Guest post by Dallas Rising

When invited to join the VINE team in a fundraising role, I knew I’d be walking into a world where I had much to learn. After spending nearly eight years at an organization as leader and teacher, stepping into a role where I would be working alongside pattrice has been challenging. I’m not alone in seeking out her writings and speeches as they reliably unearth blind spots of mine, and the lessons have been coming fast and furious since I’ve started. This post is my response to request she made that I share my experience processing one of the more surprising corrections I’ve gotten from her about language and writing appropriate for VINE communications.

Working on a project around the recent group of roosters rescued from cockfighting, I was crafting a piece asking for people to donate to help cover the costs of their intake and integration.

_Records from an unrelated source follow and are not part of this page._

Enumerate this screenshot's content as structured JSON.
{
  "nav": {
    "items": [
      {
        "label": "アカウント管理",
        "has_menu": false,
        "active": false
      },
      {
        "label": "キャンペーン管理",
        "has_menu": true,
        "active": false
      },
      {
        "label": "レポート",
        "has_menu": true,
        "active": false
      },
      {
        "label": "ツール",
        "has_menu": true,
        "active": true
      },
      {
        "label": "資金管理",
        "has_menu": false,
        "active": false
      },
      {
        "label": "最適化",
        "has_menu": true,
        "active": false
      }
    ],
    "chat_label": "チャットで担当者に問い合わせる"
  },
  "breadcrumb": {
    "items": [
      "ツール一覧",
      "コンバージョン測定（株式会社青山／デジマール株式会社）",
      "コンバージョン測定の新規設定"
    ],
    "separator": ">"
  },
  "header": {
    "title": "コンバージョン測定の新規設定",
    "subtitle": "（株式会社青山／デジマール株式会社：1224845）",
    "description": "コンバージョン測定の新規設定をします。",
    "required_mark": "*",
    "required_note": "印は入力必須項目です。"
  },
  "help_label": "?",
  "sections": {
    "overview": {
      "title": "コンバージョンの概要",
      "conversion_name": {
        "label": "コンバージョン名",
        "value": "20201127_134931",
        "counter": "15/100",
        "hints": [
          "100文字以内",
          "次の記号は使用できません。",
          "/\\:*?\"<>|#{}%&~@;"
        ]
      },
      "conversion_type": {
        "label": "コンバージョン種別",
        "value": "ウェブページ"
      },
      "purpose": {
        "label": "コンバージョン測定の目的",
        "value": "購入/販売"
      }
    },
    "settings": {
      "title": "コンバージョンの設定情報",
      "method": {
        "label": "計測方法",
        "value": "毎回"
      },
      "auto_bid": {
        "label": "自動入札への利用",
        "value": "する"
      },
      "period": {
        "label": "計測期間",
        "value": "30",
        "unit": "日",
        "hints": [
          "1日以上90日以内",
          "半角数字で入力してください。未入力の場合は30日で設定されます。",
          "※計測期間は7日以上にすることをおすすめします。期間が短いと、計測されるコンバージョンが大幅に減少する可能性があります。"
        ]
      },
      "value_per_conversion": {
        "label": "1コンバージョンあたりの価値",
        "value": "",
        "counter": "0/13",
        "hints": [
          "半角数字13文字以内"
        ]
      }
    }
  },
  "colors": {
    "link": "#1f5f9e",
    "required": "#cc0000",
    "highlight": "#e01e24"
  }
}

When I sent a draft to pattrice, she told me never to use the term “boy” or “girl” when referring to an adult animal when writing for VINE.

autumn

At VINE, an adult like Autumn would never be called “girl”

I corrected the wording and moved on, but the exchange drew my attention to how frequently I use the terms “boys” and “girls” with adult nonhuman animals. I refer to the dogs and cats my husband and I have adopted as “our boys”. In the days following the feedback on my wording, I was aware of the myriad ways I use “boy” when talking to our dog and cat, Warren and Milo.

Who’s my precious boy?
Who’s my special boy?
What a handsome boy you are!
Come on baby boy, let’s get you your din.
You’re the most charming little boy.
Good boy! Good boy!
Why are you such a naughty boy?

And I noticed how I responded to other animals I don’t live with. Variations of the same, minus the “naughty” and plus an “it’s okay to be a shy girl.”

I understand the reasoning that it’s disrespectful to refer to adults as if they were children. I thought about how much easier it is to make decisions for animals when we infantilize them, which we do unconsciously through our language. Just as referring to an animal as “it” makes it easier for us to do cruel and painful things to them, referring to adult animals as “boys and girls” allows us to avoid the discomfort we should feel about how much power we have over them. It’s a tool that reinforces the notion we’re not bound to respect or listen to their requests or preferences. We tell ourselves we know what’s best for them, as parents “know” what’s best for their children.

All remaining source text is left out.